Personal information
- Full name: Adam Luke Docker
- Date of birth: 17 November 1985 (age 40)
- Place of birth: Rochdale, England
- Position: Defender

Youth career
- 2000–2005: Bury

Senior career*
- Years: Team / Apps / (Gls)
- 2005: Altrincham / 0 / (0)
- 2005–2007: Bangor City / 10 / (0)
- 2007: Chorley / 0 / (0)
- 2007–2008: Porthmadog / 3 / (0)
- 2010: Salford City / 3 / (0)
- 2010: FC United of Manchester / 1 / (0)
- 2010: Chadderton / 1 / (1)
- 2010–2011: Ashton United / 3 / (0)
- 2012: Stranraer

= Adam Karim =

English-Pakistani footballer

Adam Karim (born Adam Luke Docker; 17 November 1985) is an English former footballer who is now a restaurateur. Born in England, he was called up for Pakistan, where he subsequently changed his name to Adam Karim.

==Club career==
Born to a British Pakistani father and English mother, Karim began his professional football career with Bury, later joining Altrincham for a few months but then joined Bangor City in the 2005–06 season. He was released at the end of the 2006–07 season despite being a fairly impressive performer. He later joined Chorley, but in September 2007 linked up again with his former Bangor manager Clayton Blackmore when he joined Porthmadog. At the same time, he was also playing for Rochdale club Asia F.C.

Karim parted company with Porthmadog in 2008. In late 2009 he was playing for Canaries FC in the Lancashire Evening Post Sunday football league and captained them to victory in the Asian Community Cup final held at Stamford Bridge.

In February 2010, Karim joined Salford City but after a short period asked to be released and subsequently joined FC United of Manchester. He played one match for the club, coming on as a substitute. He later joined Chadderton in November 2010, scoring in the one and only match he played for the club. Karim then joined Ashton United in November 2010, playing 3 games in February 2011.

==International call-up==
In October 2007, Karim was called up by Pakistan. He was an unused substitute in a 2010 FIFA World Cup group play-off match against Iraq. In 2010, he played for Pakistan International XI, a team made up of European based players of Pakistani origin against Woking FC.

==Personal life==
Karim worked full-time running a restaurant in North West England while playing football simultaneously.
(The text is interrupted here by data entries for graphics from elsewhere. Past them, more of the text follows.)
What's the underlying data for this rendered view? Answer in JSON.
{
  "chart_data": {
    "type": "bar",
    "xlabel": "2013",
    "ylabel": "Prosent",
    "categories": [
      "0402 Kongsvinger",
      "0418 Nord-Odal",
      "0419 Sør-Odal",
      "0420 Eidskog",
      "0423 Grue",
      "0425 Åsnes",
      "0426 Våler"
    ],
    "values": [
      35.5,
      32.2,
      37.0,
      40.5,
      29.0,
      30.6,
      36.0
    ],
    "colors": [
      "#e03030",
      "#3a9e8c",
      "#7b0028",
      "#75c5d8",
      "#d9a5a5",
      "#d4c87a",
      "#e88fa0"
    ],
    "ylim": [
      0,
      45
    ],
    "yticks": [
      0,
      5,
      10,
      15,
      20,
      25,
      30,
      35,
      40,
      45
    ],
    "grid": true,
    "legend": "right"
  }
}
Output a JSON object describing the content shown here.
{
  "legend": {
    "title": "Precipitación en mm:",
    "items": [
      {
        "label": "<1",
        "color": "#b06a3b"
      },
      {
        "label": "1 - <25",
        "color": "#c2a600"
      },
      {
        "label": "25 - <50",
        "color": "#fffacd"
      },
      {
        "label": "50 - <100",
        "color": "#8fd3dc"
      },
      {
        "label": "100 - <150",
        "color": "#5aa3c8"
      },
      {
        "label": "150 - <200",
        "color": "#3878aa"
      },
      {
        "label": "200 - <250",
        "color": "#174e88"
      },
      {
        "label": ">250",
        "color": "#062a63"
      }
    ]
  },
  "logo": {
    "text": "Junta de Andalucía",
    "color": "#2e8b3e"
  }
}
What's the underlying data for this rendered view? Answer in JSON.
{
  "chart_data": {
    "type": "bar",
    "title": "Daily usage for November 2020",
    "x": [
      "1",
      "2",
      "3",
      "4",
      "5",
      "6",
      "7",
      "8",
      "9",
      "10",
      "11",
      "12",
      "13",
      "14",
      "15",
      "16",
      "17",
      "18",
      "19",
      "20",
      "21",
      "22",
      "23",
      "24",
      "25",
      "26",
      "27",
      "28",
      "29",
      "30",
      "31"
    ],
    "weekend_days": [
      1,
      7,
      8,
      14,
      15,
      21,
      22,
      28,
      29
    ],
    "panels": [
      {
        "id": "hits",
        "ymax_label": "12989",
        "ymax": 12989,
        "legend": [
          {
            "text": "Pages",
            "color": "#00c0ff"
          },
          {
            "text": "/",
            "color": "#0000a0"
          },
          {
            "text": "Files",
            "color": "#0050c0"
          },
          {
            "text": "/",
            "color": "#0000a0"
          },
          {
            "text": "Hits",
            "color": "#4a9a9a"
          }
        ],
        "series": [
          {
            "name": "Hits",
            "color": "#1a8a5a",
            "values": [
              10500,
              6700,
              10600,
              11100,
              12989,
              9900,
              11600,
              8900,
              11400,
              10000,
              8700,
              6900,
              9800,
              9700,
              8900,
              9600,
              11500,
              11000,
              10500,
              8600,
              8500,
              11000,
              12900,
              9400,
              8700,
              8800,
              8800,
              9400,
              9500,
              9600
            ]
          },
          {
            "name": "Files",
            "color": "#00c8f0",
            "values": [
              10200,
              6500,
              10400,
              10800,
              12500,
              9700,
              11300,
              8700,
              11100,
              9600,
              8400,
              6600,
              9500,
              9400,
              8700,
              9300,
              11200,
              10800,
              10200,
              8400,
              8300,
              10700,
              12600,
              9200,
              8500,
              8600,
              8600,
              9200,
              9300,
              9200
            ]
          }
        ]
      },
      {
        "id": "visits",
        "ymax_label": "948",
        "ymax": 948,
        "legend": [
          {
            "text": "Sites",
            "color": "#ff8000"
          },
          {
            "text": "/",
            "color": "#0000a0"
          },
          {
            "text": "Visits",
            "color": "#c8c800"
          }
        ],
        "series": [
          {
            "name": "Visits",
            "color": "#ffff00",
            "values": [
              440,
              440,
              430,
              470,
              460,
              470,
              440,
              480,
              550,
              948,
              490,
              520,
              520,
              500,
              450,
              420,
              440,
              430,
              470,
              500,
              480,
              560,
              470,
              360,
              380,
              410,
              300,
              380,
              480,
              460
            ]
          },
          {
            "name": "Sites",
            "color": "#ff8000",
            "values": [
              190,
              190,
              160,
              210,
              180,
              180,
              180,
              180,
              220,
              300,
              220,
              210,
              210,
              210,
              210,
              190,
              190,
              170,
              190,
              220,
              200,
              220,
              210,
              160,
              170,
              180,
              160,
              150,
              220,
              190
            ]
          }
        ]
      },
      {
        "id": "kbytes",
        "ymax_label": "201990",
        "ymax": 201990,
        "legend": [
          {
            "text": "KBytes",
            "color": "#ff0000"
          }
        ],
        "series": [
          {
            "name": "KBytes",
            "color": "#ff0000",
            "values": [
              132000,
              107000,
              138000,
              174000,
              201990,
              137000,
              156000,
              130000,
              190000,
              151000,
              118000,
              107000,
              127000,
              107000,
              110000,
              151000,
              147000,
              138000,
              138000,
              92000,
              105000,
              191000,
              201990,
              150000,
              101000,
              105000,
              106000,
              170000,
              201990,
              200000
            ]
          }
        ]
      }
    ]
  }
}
He initially founded an Indian restaurant named Karims. He also became owner of Don Giovanni and CEO of Mahiki restaurant. In November 2009, he co-founded Rosso Restaurant in Manchester along with Rio Ferdinand.

In July 2017 he married Russian TV presenter Olga Ushakova in Cyprus, who has daughters from a previous relationship in addition to two daughters she and Karim have together, born in 2018 and 2020.